To paint a picture, two of these people are in particularly privileged situations that become even more fortunate in a pandemic-induced lockdown: they don't have jobs they have to worry about.
"I just think it's funny that ..." began one, who went on to describe how a woman wasn't really friendly and asked them to obey the store policy of social distancing.
"You will not believe ..." began another hard-done-byer. Continuing with a dreadful tale about her click and collect order coming incomplete and so she had to go to another store to get her child a new summer hat. The ones she had been sent for free as part of her influencer PR were much too big, you see. She also complained about that and tagged the company. I am yet to find out how she remedied the situation, but she and her child's noggin are in my thoughts.
The penultimate read-the-room moment came when I witnessed one man complaining that staff got his order wrong at the KFC drive-through on their first day of level 3.
"Someones gonna get it eh," he began his rampage. And I can assure you that "it" was not a three-piece quarter pack. No sir.

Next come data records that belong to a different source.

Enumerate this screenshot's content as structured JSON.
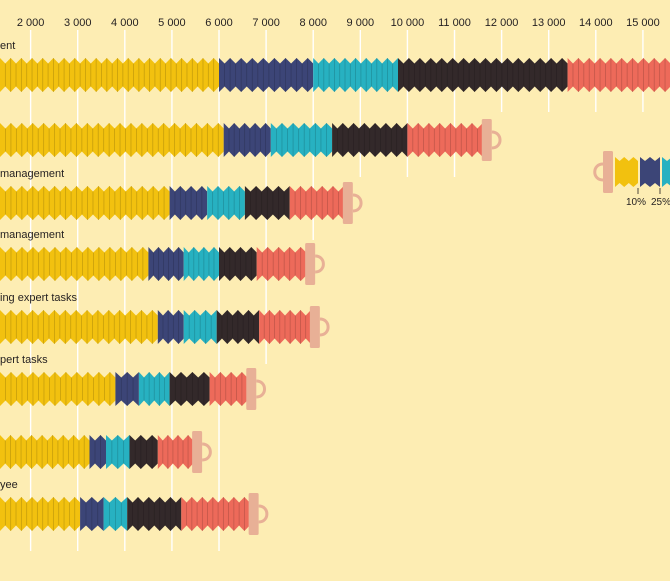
{
  "colors": {
    "background": "#fdedb3",
    "gridline": "#ffffff",
    "decile1": "#f2c10f",
    "decile2": "#3c4577",
    "median": "#27b1c1",
    "decile3": "#33292a",
    "decile4": "#ed6a5a",
    "handle": "#e8b096",
    "text": "#231f20"
  },
  "chart_data": {
    "type": "bar",
    "subtype": "stacked-horizontal-percentile",
    "x_ticks": [
      "2 000",
      "3 000",
      "4 000",
      "5 000",
      "6 000",
      "7 000",
      "8 000",
      "9 000",
      "10 000",
      "11 000",
      "12 000",
      "13 000",
      "14 000",
      "15 000"
    ],
    "xlim": [
      1350,
      15700
    ],
    "grid": true,
    "rows": [
      {
        "label": "ent",
        "d1": 6000,
        "q1": 8000,
        "median": 9800,
        "q3": 13400,
        "d9": 15700,
        "partial": true
      },
      {
        "label": "",
        "d1": 6100,
        "q1": 7100,
        "median": 8400,
        "q3": 10000,
        "d9": 11600
      },
      {
        "label": "management",
        "d1": 4950,
        "q1": 5750,
        "median": 6550,
        "q3": 7500,
        "d9": 8650
      },
      {
        "label": "management",
        "d1": 4500,
        "q1": 5250,
        "median": 6000,
        "q3": 6800,
        "d9": 7850
      },
      {
        "label": "ing expert tasks",
        "d1": 4700,
        "q1": 5250,
        "median": 5950,
        "q3": 6850,
        "d9": 7950
      },
      {
        "label": "pert tasks",
        "d1": 3800,
        "q1": 4300,
        "median": 4950,
        "q3": 5800,
        "d9": 6600
      },
      {
        "label": "",
        "d1": 3250,
        "q1": 3600,
        "median": 4100,
        "q3": 4700,
        "d9": 5450
      },
      {
        "label": "yee",
        "d1": 3050,
        "q1": 3550,
        "median": 4050,
        "q3": 5200,
        "d9": 6650
      }
    ],
    "legend": {
      "labels": [
        "10%",
        "25%"
      ]
    }
  }
}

Sure, that might be annoying - if I had a Zinger burger in my mind and you delivered me a coleslaw, I would be upset too. But he went on to suggest the person responsible should be fired because they were "useless". As if his meal order being spot on was more important than someone's livelihood. A livelihood they have no doubt been stressed about since the second lockdown began.
But with the bad also comes the good. There are lots of good people out there too. After posting an absolute rant to my social media, calling these people out in an attempt to counterbalance the Karens, the good stories flew into my inbox. People told me about their experiences standing up for store employees, thanking angel nurses, and bosses putting it on the line for their staff. But that should be how we behave, right?

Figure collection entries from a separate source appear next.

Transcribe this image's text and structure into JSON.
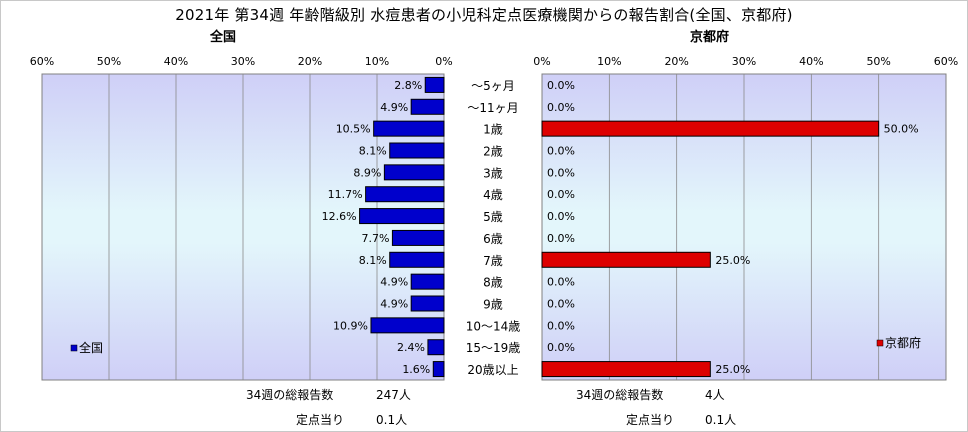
{
  "title": "2021年 第34週 年齢階級別 水痘患者の小児科定点医療機関からの報告割合(全国、京都府)",
  "left": {
    "subtitle": "全国",
    "legend": "全国",
    "color": "#0000cc",
    "total_label": "34週の総報告数",
    "total_value": "247人",
    "per_label": "定点当り",
    "per_value": "0.1人"
  },
  "right": {
    "subtitle": "京都府",
    "legend": "京都府",
    "color": "#dd0000",
    "total_label": "34週の総報告数",
    "total_value": "4人",
    "per_label": "定点当り",
    "per_value": "0.1人"
  },
  "chart_data": [
    {
      "type": "bar",
      "orientation": "horizontal",
      "direction": "right-to-left",
      "title": "全国",
      "categories": [
        "～5ヶ月",
        "～11ヶ月",
        "1歳",
        "2歳",
        "3歳",
        "4歳",
        "5歳",
        "6歳",
        "7歳",
        "8歳",
        "9歳",
        "10～14歳",
        "15～19歳",
        "20歳以上"
      ],
      "series": [
        {
          "name": "全国",
          "values": [
            2.8,
            4.9,
            10.5,
            8.1,
            8.9,
            11.7,
            12.6,
            7.7,
            8.1,
            4.9,
            4.9,
            10.9,
            2.4,
            1.6
          ]
        }
      ],
      "value_labels": [
        "2.8%",
        "4.9%",
        "10.5%",
        "8.1%",
        "8.9%",
        "11.7%",
        "12.6%",
        "7.7%",
        "8.1%",
        "4.9%",
        "4.9%",
        "10.9%",
        "2.4%",
        "1.6%"
      ],
      "xlim": [
        0,
        60
      ],
      "ticks": [
        0,
        10,
        20,
        30,
        40,
        50,
        60
      ],
      "tick_labels": [
        "0%",
        "10%",
        "20%",
        "30%",
        "40%",
        "50%",
        "60%"
      ],
      "grid": true,
      "legend_position": "bottom-left"
    },
    {
      "type": "bar",
      "orientation": "horizontal",
      "direction": "left-to-right",
      "title": "京都府",
      "categories": [
        "～5ヶ月",
        "～11ヶ月",
        "1歳",
        "2歳",
        "3歳",
        "4歳",
        "5歳",
        "6歳",
        "7歳",
        "8歳",
        "9歳",
        "10～14歳",
        "15～19歳",
        "20歳以上"
      ],
      "series": [
        {
          "name": "京都府",
          "values": [
            0,
            0,
            50,
            0,
            0,
            0,
            0,
            0,
            25,
            0,
            0,
            0,
            0,
            25
          ]
        }
      ],
      "value_labels": [
        "0.0%",
        "0.0%",
        "50.0%",
        "0.0%",
        "0.0%",
        "0.0%",
        "0.0%",
        "0.0%",
        "25.0%",
        "0.0%",
        "0.0%",
        "0.0%",
        "0.0%",
        "25.0%"
      ],
      "xlim": [
        0,
        60
      ],
      "ticks": [
        0,
        10,
        20,
        30,
        40,
        50,
        60
      ],
      "tick_labels": [
        "0%",
        "10%",
        "20%",
        "30%",
        "40%",
        "50%",
        "60%"
      ],
      "grid": true,
      "legend_position": "bottom-right"
    }
  ]
}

We should come into these unique situations factoring in how that person we encounter might be feeling. The kind of crippling debt that person might be facing after a long time without an income. The worry they might be facing over having to send their kids to school, too young to be vaccinated, in order to get to that job. Or the fact that they are tired too, and they also want their life to go back to normal. After all, they signed up to stock shelves and scan barcodes, not become a Covid superstar in full PPE who just wants to get to the end of their day and have a bloody good cry in the car on the way home.
But I see you, 18-year-old working at Mitre 10, hurling bags of compost and chicken wire into the boots of ungrateful sods. You wanted to spend this year on your OE in Europe, not dodging Covid in Henderson. I see you nurses triaging patients and honestly just hoping you don't miss that one symptom that might be more urgent. I see you supermarket workers trying to explain why that man's sausages he has bought each week for the last 15-years aren't there this week.

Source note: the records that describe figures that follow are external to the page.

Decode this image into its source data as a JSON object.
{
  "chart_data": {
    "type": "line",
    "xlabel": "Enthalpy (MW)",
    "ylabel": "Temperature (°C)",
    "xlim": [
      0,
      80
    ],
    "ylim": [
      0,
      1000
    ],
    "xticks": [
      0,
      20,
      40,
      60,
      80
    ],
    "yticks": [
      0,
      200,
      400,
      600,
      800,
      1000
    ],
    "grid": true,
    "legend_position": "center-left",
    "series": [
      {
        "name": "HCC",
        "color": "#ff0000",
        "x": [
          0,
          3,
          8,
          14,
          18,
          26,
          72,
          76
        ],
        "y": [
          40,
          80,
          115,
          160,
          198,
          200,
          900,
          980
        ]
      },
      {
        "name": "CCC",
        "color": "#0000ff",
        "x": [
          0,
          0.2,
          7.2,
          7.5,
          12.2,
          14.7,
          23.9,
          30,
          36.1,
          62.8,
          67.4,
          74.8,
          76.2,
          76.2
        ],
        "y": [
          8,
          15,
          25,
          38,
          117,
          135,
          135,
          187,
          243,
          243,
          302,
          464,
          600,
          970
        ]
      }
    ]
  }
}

But I also see you Covid Karens treating people like they owe you something. Like your needs or problems are somehow bigger than everyone else's, usually ignoring your privilege in the process.
At a time when kindness should be flourishing, I have found myself instead witnessing acts of great selfishness that deserve to be called out as much as kindness does. That's how we change perceptions, create understanding and move forward.
If any of the above makes you feel a bit uncomfortable as you draft that angry email to Courier Post HQ, or maybe to me, chances are you might need to do better.
So when you go get that click and collect, or visit the supermarket, petrol station, hospital or café, take a second while you scan that QR code to pause and put yourself in the shoes of the person you are about to encounter. Imagine the fear, the frustration and the worry that another human being might be facing, and put on a mask covered smile, say please, say thank you, show gratitude and most of all, actually mean it.